Being diagnosed with SPMS means that you may have to make changes to your treatment plan. Here, we look at some of the factors your healthcare provider will consider when it’s time to make treatment decisions, as well as some of the treatments available for SPMS.
Categories of SPMS
It is important to understand that SPMS can behave differently at different points in time, and that disease activity will change over time.
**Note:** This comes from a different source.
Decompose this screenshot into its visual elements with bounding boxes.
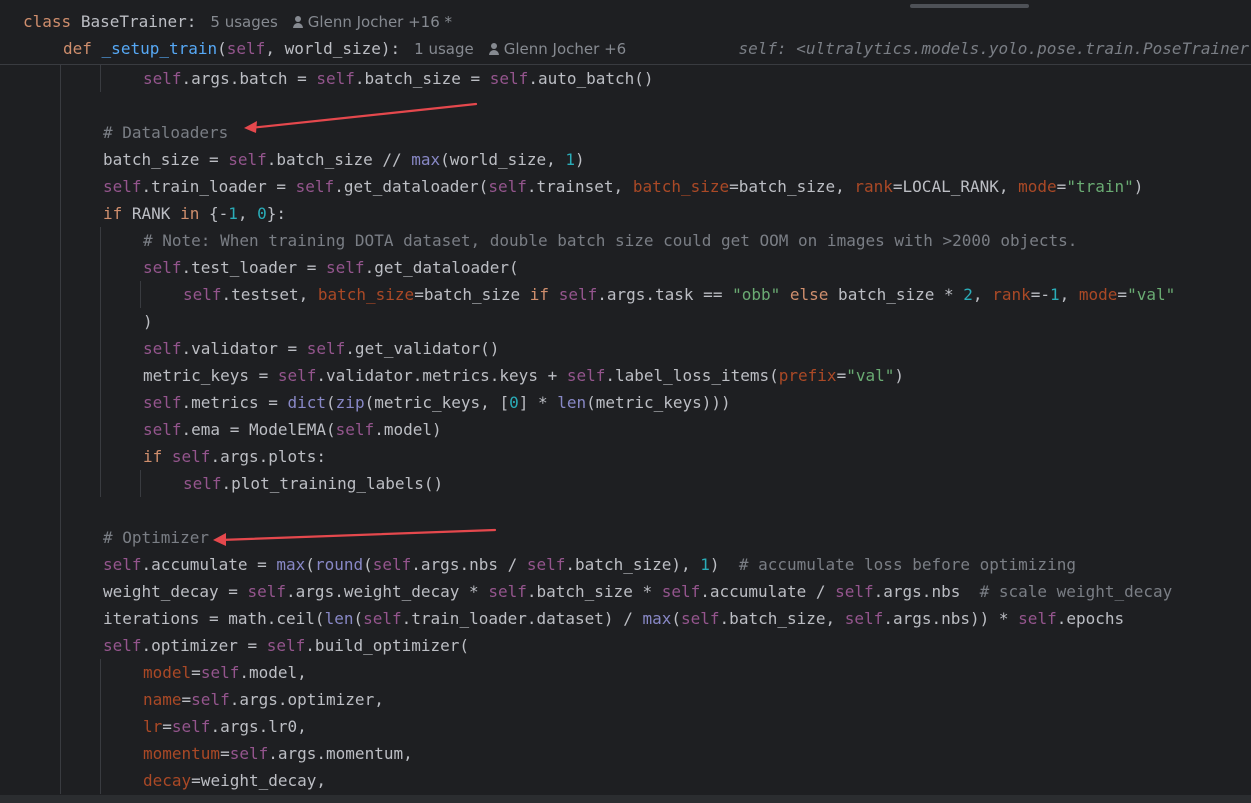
annotation-arrows: [213, 102, 497, 546]
horizontal-scrollbar[interactable]: [0, 795, 1251, 803]
arrow-optimizer: [213, 528, 497, 546]
arrow-dataloaders: [244, 102, 478, 133]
It is also important to understand that the condition affects different people in different ways—and the best treatment for one person may not be the best option for another.
Healthcare providers use four categories when describing the behavior of SPMS. (These are also used when describing primary-progressive MS, or PPMS.) These are not different types of SPMS, as a person may experience some or all of these during different points in time, and are important when deciding on the best course of treatment.
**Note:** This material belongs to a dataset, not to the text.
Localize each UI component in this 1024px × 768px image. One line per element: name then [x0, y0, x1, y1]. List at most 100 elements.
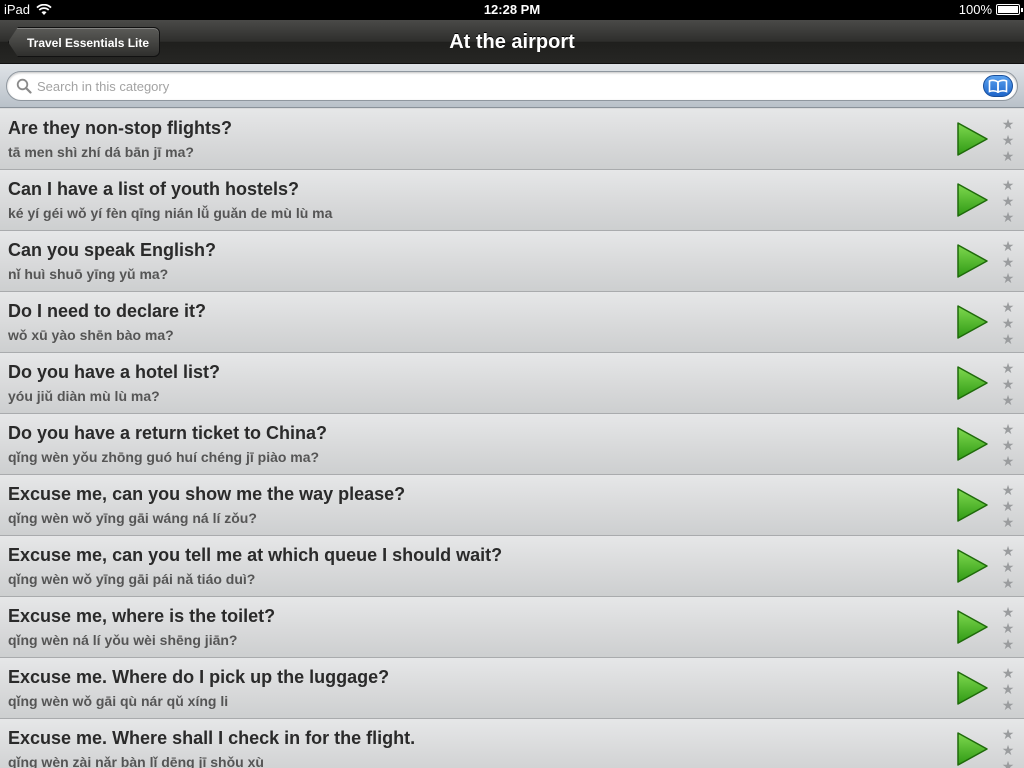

- Active with progression: There are relapses and/or new disease activity is visible on an MRI, and there is a worsening of neurologic function.
- Active without progression: There are relapses and/or evidence of new disease activity on an MRI, but neurological function remains steady and is not getting worse.
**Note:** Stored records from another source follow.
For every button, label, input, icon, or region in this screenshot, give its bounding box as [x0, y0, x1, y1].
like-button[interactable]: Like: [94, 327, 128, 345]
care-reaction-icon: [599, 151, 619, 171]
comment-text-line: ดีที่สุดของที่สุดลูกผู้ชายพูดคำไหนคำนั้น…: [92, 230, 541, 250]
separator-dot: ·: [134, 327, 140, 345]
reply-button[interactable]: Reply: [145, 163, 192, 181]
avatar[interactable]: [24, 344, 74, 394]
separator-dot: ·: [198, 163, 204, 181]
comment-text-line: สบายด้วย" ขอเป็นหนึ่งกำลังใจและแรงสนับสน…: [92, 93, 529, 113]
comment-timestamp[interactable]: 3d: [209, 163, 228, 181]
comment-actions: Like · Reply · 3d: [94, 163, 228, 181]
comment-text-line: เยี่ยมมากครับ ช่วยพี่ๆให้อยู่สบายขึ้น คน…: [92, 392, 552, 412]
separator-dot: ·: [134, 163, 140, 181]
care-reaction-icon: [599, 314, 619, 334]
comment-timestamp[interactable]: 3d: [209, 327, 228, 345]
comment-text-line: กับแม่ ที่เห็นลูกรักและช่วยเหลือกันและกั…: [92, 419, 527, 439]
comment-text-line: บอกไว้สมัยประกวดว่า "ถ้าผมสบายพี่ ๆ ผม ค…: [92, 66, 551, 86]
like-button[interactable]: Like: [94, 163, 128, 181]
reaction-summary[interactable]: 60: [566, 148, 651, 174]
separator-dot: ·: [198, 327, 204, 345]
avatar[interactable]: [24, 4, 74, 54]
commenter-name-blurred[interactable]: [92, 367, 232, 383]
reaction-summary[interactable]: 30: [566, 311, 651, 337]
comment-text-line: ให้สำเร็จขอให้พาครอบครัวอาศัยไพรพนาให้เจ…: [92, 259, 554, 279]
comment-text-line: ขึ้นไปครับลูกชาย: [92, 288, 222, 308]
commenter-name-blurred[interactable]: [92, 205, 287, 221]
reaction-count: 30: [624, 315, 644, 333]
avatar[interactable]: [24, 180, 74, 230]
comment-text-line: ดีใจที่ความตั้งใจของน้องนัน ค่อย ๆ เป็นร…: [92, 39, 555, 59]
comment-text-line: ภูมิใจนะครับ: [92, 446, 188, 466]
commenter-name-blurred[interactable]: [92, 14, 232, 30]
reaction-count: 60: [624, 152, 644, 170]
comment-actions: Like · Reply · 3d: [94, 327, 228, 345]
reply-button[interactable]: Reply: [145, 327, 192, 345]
- Not active, with progression: There are no relapses or evidence of new disease activity, but neurologic function is getting worse.
- Not active, without progression: Here, SPMS is stable. There are no relapses, no evidence of disease activity in an MRI and neurologic function remains unchanged.
While a diagnosis of SPMS can be difficult news to take, and it is normal to feel discouraged, it is important to remember that there are treatments available.
Disease-modifying therapies (DMTs)
Disease-modifying therapies (DMTs) work by altering the way the immune system functions, and thereby preventing or limiting the autoimmune response that damages nerve tissue in people who have MS. You may already be familiar with DMTs, which are prescribed for many patients with relapsing-remitting MS (RRMS). While some of DMTS are also used to treat relapsing-remitting MS, some are only used for progressive forms of MS, like SPMS.
DMTs are prescribed to some patients who have SPMS when the disease is active or if relapses are occurring. However, DMTs may no longer be useful if the disease is inactive, and a more aggressive treatment may be recommended in cases when the disease is more active.
Rehabilitation
Physical and cognitive rehabilitation are important aspects of treatment for people who have SPMS. The loss of neurologic function that results from MS can make many everyday tasks challenging. The type of rehabilitation a person requires will depend on their specific symptoms, but can include physical and/or occupational therapy, speech therapy and cognitive rehabilitation to improve things like reasoning and concentration.
Managing symptoms
As with other forms of MS, a treatment plan for SPMS will include therapies to address the numerous symptoms that can result from having MS, such as depression, loss of bladder control, pain and issues with sexual function. It should also include counseling and support to help both patients and caregivers deal with the emotional, psychological and social challenges of MS.
Overall health
Though a diagnosis of a progressive form of MS can feel all encompassing, it is important to remember that there are many other aspects of your health that you can and should focus on. It is important to eat well, remain active, eliminate unhealthy habits like smoking (which can make MS worse), manage other health conditions and stay up to date on preventive healthcare.